Basically, confidence refers to a hypothetical scenario in which a the data gathering process were to be repeated and the same analysis done, X% of the confidence intervals (essentially, the +/- bounds around your estimate) will contain the true value for what you are trying to estimate.
So in this hypothetical scenario, we say we have the power to go back in time and recollect the polling data in 2016 and run the same analysis used to arrive at that 95% number. And let’s say we use this power over and over again, a very large number of times. Then 95% of the error bounds we construct should contain the true value of the probability Hillary wins, whatever that is.

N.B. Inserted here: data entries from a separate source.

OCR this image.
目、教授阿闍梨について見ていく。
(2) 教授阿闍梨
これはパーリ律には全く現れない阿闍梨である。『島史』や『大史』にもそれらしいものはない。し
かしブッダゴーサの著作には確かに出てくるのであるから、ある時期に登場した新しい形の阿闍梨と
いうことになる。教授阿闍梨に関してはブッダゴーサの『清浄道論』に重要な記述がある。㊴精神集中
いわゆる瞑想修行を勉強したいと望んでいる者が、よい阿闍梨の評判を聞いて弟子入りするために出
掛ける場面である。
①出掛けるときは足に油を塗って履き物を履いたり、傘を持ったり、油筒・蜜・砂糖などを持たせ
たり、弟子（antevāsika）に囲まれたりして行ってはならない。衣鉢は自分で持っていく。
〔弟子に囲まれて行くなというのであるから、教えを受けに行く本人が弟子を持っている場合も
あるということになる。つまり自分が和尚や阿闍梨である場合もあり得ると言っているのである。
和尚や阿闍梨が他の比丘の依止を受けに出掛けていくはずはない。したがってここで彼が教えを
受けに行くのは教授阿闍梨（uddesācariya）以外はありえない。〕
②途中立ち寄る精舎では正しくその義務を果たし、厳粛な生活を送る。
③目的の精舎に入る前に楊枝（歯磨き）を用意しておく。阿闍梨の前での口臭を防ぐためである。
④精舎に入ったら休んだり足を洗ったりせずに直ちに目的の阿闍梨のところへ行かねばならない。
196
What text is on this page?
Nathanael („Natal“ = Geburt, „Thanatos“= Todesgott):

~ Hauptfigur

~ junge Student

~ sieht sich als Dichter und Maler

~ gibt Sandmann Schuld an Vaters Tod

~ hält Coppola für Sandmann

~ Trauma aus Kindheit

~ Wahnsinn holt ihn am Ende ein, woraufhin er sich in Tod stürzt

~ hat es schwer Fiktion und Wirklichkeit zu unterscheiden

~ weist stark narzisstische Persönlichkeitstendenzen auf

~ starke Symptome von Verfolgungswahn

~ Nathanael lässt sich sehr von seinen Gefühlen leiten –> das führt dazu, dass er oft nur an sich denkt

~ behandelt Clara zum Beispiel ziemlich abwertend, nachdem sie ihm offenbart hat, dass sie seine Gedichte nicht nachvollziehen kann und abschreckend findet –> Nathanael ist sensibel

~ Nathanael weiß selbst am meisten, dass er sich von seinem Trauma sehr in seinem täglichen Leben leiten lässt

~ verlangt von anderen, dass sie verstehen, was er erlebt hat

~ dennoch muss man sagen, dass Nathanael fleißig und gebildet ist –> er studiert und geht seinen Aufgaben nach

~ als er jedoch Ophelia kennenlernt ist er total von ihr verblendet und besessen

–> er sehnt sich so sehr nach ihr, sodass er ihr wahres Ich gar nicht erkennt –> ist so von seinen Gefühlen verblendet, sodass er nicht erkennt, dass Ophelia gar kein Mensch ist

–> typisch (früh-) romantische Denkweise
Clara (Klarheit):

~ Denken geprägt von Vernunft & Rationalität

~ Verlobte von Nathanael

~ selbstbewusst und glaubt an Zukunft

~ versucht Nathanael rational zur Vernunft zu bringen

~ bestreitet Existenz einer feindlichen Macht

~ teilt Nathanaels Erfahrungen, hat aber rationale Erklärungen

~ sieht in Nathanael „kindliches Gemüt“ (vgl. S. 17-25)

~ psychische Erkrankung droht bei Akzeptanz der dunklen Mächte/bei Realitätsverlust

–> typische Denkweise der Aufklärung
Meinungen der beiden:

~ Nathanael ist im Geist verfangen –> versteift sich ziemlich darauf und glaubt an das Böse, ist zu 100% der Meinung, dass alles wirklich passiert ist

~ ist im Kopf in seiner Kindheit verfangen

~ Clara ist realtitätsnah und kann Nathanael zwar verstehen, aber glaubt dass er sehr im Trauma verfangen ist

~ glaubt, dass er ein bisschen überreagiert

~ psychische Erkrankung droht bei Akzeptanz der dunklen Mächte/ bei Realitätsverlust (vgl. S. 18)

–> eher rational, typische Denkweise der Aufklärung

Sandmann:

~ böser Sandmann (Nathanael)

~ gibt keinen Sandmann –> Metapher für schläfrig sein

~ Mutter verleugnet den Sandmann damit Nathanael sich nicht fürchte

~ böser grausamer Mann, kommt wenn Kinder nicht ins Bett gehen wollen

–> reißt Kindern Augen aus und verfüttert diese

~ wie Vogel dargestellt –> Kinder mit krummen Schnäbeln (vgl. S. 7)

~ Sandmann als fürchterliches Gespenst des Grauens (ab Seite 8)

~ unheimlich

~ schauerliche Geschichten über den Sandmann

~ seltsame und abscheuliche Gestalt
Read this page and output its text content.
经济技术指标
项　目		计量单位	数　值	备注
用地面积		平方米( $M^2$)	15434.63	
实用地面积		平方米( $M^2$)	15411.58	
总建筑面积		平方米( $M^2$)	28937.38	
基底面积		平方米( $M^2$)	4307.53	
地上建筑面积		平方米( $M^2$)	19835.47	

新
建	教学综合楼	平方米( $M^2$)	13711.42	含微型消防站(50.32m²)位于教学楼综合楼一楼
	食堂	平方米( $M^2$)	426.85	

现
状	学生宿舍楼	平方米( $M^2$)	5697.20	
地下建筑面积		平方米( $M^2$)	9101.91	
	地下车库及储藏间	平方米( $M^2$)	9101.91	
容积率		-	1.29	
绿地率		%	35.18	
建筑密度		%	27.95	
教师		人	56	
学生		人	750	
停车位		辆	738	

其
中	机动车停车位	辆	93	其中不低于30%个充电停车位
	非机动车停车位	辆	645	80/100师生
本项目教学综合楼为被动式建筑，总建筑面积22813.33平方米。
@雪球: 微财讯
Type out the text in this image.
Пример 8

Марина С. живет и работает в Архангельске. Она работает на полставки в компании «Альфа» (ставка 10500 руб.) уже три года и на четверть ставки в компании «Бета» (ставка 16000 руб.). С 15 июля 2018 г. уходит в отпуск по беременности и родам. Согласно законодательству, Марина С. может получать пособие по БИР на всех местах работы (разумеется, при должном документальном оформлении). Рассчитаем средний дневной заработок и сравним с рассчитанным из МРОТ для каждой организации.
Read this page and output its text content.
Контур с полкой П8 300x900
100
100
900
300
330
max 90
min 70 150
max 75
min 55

The thing is that those error bounds can be huge. You can have 95% confidence that the probability that Hillary wins is between 3% and 98%, for example. You can also have 10% confidence that the probability of a Hillary win is between 94% and 96%. Without the confidence intervals, a “confidence level” doesn’t say much. It’s also predicated on the assumption you haven’t screwed up your data collection process or analysis methodology. And if you are predicting something will occur with a probability of 95%, and it doesn’t, that doesn’t automatically mean you are wrong, but the likelihood of you having screwed something up is definitely higher.
The message I replied to said that > It was not wrong to say Hillary had a 95% chance of winning the presidential election,
Frequentist inference cannot be interpreted as a probability unless one goes through some (often misunderstood, as you pointed out) contortions. In your scenario where you have 95% confidence of something it would be wrong to say that Clinton had a 95% chance of winning.
You have a lot of data about donkeys vs elephants. But this contest is between a mule and a mammoth. If you assume a mule is equivalent to a donkey and a mammoth is equivalent to an elephant, the mule has 95% odds in its favor. But you recognize the assumptions so your prediction doesn't have a high confidence.